Valerie Eickmeier Studio Artist
Biography Valerie Eickmeier is a studio artist and a Professor of Fine Arts at the Herron School of Art and Design at Indiana University-Purdue University Indianapolis (IUPUI). She earned a Master of Fine Arts degree in Sculpture from Washington University in St. Louis in 1982 and a Bachelor of Fine Arts degree from the Kansas City Art Institute in 1979.
Eickmeier has served many roles throughout her career. She taught sculpture for 18 years and served as the faculty president, Division Coordinator of Fine Arts and Associate Dean. After a series of promotions through the academic ranks, Eickmeier was named Herron’s dean in 1998. During her 20-year tenure as dean, she led the charge to raise more than $42 million for her school, which went to fund two new buildings for the school, endowed faculty chairs and student scholarships among other initiatives.

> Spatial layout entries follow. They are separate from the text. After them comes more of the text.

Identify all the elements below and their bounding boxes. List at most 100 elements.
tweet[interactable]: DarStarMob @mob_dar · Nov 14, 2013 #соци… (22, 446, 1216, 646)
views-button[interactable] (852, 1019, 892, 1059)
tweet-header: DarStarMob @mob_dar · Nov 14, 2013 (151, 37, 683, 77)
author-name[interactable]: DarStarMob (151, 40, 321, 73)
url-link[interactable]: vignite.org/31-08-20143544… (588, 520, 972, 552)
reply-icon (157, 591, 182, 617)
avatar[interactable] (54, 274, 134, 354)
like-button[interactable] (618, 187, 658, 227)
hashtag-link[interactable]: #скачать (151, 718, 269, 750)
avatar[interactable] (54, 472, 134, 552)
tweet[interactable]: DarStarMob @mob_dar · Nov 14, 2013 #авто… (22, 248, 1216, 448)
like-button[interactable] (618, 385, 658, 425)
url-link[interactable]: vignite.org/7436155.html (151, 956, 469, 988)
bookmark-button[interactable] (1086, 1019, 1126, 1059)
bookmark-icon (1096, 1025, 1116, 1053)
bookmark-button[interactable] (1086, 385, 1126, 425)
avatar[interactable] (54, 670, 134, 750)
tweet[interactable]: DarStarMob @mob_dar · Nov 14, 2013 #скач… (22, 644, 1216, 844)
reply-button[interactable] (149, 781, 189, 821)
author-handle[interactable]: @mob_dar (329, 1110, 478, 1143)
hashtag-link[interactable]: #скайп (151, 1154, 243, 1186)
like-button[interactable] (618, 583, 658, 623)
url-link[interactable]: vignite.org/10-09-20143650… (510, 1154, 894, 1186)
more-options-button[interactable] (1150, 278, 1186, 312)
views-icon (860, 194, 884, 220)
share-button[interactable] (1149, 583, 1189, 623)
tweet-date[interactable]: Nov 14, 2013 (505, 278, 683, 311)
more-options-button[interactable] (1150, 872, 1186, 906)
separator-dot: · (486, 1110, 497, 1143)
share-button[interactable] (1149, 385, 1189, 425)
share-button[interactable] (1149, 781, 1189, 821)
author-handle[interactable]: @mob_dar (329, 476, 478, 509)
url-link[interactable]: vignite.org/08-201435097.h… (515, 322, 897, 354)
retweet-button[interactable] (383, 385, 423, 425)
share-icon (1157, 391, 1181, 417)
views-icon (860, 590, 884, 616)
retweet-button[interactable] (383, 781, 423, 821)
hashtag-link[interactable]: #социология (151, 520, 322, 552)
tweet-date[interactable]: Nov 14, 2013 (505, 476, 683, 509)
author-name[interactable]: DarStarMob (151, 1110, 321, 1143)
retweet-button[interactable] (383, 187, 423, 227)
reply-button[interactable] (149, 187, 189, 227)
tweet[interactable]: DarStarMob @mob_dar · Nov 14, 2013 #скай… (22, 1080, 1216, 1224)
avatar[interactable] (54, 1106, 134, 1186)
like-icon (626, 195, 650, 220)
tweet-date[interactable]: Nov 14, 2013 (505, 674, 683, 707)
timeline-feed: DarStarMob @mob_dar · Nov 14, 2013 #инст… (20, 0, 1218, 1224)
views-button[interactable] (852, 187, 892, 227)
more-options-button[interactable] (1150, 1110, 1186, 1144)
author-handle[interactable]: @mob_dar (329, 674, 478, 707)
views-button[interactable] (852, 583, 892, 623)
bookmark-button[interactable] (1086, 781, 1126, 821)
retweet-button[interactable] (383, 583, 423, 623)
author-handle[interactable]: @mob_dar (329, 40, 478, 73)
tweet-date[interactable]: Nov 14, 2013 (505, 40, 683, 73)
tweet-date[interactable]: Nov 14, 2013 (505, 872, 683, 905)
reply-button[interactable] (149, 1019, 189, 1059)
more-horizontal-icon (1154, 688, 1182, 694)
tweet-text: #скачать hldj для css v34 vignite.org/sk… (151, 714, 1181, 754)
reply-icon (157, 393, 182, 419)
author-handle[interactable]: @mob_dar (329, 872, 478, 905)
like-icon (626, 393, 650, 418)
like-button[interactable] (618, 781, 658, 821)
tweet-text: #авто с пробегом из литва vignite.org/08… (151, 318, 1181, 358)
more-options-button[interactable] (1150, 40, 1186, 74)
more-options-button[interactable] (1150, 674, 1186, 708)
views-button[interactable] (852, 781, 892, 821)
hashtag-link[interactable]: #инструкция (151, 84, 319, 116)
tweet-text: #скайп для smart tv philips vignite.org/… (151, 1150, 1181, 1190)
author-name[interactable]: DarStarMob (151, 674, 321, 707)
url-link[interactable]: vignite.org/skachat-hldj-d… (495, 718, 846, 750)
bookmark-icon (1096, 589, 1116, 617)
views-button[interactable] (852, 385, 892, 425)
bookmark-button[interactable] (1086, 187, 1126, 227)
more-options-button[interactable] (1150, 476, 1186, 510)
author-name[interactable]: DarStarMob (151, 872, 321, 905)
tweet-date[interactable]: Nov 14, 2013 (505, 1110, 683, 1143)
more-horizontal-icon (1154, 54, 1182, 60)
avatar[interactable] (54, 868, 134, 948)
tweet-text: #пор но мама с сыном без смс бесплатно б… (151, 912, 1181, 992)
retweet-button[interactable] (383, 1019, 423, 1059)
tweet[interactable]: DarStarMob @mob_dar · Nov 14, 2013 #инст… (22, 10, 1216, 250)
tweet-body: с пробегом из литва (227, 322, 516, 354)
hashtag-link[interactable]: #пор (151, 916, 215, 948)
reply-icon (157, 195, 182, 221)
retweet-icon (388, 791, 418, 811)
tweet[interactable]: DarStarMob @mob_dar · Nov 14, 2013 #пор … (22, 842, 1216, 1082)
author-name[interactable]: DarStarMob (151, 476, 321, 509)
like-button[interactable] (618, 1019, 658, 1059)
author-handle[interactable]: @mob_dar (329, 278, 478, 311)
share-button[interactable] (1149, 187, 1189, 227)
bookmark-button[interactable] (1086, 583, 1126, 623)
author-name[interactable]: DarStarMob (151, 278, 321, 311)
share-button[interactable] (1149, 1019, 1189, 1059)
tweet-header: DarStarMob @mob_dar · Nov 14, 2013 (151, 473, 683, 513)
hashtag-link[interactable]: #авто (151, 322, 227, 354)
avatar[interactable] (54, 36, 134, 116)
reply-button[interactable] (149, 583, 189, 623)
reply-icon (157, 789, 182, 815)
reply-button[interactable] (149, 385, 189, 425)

Eickmeier has a productive and successful career, which encompasses more than 35 years of visiting artist lectures, private and corporate commissions, and more than 50 gallery and museum exhibitions. She is the recipient of many awards including two National Endowment for the Arts Special Project Grants, two Creative Renewal Grants from the Arts Council of Indianapolis, and five research grants awarded through Indiana University. In 2005, Eickmeier was identified by Dialogue Magazine as one of the Midwest’s “Top 25 Most Influential People in the Arts.”

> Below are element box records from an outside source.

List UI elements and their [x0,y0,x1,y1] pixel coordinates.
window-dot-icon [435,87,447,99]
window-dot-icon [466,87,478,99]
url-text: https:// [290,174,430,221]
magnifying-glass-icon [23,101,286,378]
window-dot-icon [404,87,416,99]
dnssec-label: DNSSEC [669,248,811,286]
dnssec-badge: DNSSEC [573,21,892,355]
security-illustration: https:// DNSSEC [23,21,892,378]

Artist Statement / Research Overview
Reoccurring themes that continue to be prevalent in my practice include the study of environment, landscape, water and human impact on nature. I have always had a personal interest or connectedness with water, physical and metaphorical journeys, and how places and environments have been depicted on maps. My research and creative activity during the past few years has focused on ways to incorporate navigation concepts into visual expressions of time and place. My paintings, prints, and woodcut reliefs are imbedded with references to geographical places and relay information about the environment and global concerns. These are personal responses to travel experiences, observation and environmental research. I also collect data and images from NASA Scientific Visualization Studio, NASA Earth Observatory, the Army Corps of Engineers, and National Geographic to help inform my artwork.
Evidence has shown that natural and anthropogenic environmental change is rapidly impacting climates. Projections of global warming suggest the largest temperature increases by the end of the century will take place in the highest latitudes, particularly in the Arctic and consequently impacting sea levels globally. This has sparked a desire in me to focus my artwork on environmental conditions that bring forth a connectivity between disparate geographical locations to highlight global concerns.
I am currently expanding my research and studio practice by exploring aspects of cartography to relay information about specific locations and environments and how they are impacted by climate change. My particular focus is on how climate change is melting glaciers and icefields at an unprecedented pace and consequently the sea level is rising globally. I have become acutely aware of how global warming is reducing fresh water supply on all continents, creating dead zones in large river deltas, and is actually changing ocean currents, coastlines, marshes and wetlands. Throughout the world, nature has been manipulated for consumption which has been proven to be detrimental to the long-term health of our planet. Now, it is essential for all who have a voice to express concern and to speak up in whatever medium possible. Through the creation of paintings, woodcuts and prints, I want to promote awareness and contribute to the dialogue surrounding environmental responsibility and effects of climate change.